While the players may take on the role of the hare in the season-long marathon, looking down the road and keeping a watchful eye on the standings, coaching staffs are content with being the tortoise with more immediate thoughts occupying their consciousness.

"No question, the guys are focused on Boston," said Los Angeles Laker assistant coach Jim Cleamons, who has been at the "Zen Master" Phil Jackson's side for six of his nine titles. "It's not necessarily a bad thing but we're not there yet."

"We need to take care of business along the way or else there will be no match-up with Boston in the finals. As coaches, we're not concerned with Boston."

On the other coast Boston coach Doc Rivers still maintains that his team can play better stating that his team still has not "hit its stride yet". If those thoughts articulated by Rivers, even though they may simply be a motivational carrot for his squad, are true, then the rest of the NBA had better beware. What's up Doc? You mean your team can still pick it up a notch from the league-leading 26-2 mark that ties the NBA record for the best start in history? Wow!

Rivers surveyed his players last week in Atlanta before facing a Hawks team that has improved itself from the squad that gave them a seven-game tussle in the first round of the playoffs a season ago and concluded that only about half his players actually knew what the team's record was in terms of its actual numbers.

That result seems more in keeping with the "one game at a time mentality" that so many espouse in NBA circles.

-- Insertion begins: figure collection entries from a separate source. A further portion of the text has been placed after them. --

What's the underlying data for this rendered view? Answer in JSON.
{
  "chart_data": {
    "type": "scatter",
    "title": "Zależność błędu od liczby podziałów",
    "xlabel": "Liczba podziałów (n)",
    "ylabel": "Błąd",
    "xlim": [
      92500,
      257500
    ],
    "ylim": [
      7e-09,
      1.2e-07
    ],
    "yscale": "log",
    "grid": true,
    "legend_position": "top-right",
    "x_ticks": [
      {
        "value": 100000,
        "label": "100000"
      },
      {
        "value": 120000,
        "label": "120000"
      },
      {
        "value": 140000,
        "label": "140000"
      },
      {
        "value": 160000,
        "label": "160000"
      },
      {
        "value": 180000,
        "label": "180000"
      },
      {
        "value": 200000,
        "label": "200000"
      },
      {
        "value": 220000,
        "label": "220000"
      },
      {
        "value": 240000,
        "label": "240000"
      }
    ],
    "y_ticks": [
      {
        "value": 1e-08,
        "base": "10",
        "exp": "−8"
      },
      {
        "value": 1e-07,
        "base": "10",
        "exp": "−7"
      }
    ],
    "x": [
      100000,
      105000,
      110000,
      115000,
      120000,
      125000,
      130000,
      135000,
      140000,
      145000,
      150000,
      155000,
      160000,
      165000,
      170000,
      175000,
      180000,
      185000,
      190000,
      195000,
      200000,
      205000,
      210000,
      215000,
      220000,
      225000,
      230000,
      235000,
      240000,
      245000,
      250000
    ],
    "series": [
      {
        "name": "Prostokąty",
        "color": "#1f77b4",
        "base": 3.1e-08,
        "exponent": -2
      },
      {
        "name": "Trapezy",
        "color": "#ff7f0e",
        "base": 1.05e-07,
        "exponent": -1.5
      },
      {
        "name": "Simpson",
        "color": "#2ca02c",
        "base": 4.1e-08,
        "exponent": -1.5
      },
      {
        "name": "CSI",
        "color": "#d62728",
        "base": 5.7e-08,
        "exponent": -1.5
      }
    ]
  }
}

Kevin Garnett, unquestionably the Celtics most overt competitor, has told his teammates to "be in love with the idea of competition" above all else.

So we will all watch closely what happens on Christmas Day in Los Angeles even though Rivers suggested to the NBA "poobahs" as defending champions, it's not enough that the Celtics have to play on the holiday, they should at least have the right to play at home. Can't say I disagree with Rivers because if they were running on the blacktop outside, winners always get the ball before they call "next."

The Dec. 25 match-up is sold out and courtside seats are reportedly selling for $10,000. Sounds like the game might just be wetting people's appetites as everyone is looking toward June even though it is still a long way off.